Mercedes Artola

Personal information
- Born: 16 January 2006 (age 20) Buenos Aires, Argentina

Sport
- Sport: Field hockey
- Position: Goalkeeper
- Club: River Plate

National team
- Years: Team / Caps / Goals
- 2023 – present: Argentina U–21 / 15 / -
- 2024–: Argentina / 2 / (0)

Medal record
Women's field hockey
Representing Argentina
World Cup
| Gold medal – first place | 2026 Wavre/Amstelveen |  |
Pan American Cup
| Gold medal – first place | 2025 Montevideo |  |
FIH Junior World Cup
| Silver medal – second place | 2023 Santiago | Team |
| Silver medal – second place | 2025 Santiago | Team |
Pan American Junior Championship
| Gold medal – first place | 2024 Surrey |  |
Junior Pan American Games
| Gold medal – first place | 2025 Asunción | Team |

= Mercedes Artola =

Argentine field hockey player (born 2006)

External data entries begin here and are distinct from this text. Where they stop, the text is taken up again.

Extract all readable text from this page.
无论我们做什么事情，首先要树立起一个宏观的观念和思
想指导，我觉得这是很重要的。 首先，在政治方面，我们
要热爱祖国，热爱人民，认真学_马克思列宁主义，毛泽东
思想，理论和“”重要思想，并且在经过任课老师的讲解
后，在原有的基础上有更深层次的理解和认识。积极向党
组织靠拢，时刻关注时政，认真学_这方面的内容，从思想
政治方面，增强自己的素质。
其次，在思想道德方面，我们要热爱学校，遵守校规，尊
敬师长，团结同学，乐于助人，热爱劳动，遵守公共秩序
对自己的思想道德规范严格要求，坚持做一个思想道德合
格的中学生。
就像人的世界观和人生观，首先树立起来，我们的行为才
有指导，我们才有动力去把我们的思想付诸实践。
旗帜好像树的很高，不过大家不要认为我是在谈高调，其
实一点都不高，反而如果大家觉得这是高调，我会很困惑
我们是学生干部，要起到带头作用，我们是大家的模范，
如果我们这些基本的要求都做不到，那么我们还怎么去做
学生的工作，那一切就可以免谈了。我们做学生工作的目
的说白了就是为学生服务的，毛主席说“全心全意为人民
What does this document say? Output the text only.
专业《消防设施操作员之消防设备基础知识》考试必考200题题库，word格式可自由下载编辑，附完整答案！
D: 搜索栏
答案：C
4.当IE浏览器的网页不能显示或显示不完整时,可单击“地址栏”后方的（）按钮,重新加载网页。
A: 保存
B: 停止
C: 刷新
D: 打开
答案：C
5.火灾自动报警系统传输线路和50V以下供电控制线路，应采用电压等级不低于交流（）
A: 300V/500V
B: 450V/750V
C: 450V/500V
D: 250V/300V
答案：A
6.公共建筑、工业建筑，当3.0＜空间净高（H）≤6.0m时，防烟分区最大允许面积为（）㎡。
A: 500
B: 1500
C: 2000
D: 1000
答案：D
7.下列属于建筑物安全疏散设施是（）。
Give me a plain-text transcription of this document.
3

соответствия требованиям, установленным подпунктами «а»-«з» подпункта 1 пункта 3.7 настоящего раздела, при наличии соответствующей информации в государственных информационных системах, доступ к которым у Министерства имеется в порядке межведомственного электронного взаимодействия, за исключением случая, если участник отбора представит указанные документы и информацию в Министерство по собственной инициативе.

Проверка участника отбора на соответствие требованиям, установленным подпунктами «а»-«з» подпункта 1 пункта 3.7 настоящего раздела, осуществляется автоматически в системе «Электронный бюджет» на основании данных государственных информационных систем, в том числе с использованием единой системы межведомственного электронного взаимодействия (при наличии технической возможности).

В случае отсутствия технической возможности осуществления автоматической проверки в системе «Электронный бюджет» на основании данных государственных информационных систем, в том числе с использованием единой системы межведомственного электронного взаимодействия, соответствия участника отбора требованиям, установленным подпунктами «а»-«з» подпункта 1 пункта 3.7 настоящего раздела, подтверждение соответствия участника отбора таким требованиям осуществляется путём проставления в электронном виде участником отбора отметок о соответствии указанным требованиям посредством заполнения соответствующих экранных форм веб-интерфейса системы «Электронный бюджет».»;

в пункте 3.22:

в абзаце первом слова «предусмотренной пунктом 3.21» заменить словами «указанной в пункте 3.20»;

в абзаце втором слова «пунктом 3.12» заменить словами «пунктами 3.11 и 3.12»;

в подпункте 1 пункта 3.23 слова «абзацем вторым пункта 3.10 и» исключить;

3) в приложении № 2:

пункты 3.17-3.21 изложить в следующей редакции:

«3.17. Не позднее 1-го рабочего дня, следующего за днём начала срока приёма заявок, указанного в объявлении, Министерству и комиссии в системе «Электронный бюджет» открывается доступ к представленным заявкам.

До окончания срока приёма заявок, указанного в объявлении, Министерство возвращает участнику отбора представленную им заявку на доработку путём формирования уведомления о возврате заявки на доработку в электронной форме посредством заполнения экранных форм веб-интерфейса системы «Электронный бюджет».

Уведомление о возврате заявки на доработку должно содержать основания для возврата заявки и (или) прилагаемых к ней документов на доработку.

Mercedes Artola (born 16 January 2006) is a field hockey player from Argentina.

==Career==
===Under–21===
Artola made her international debut for Argentina at under–21 level in 2023. She represented the national junior squad at the FIH Junior World Cup in Santiago, winning a silver medal and the award for the best goalkeeper of the tournament.

In 2024 she represented the national junior squad for the final time. She was a member of the gold medal-winning squad at the Pan American Junior Championship, held in Surrey.

===Las Leonas===
Artola received her maiden call-up to the senior national squad in 2024. She made her senior international debut for Las Leonas in December, during the first of two Argentina legs of the 2024–25 Women's FIH Pro League, held in Santiago del Estero.

She has been named in an extended national squad for 2025.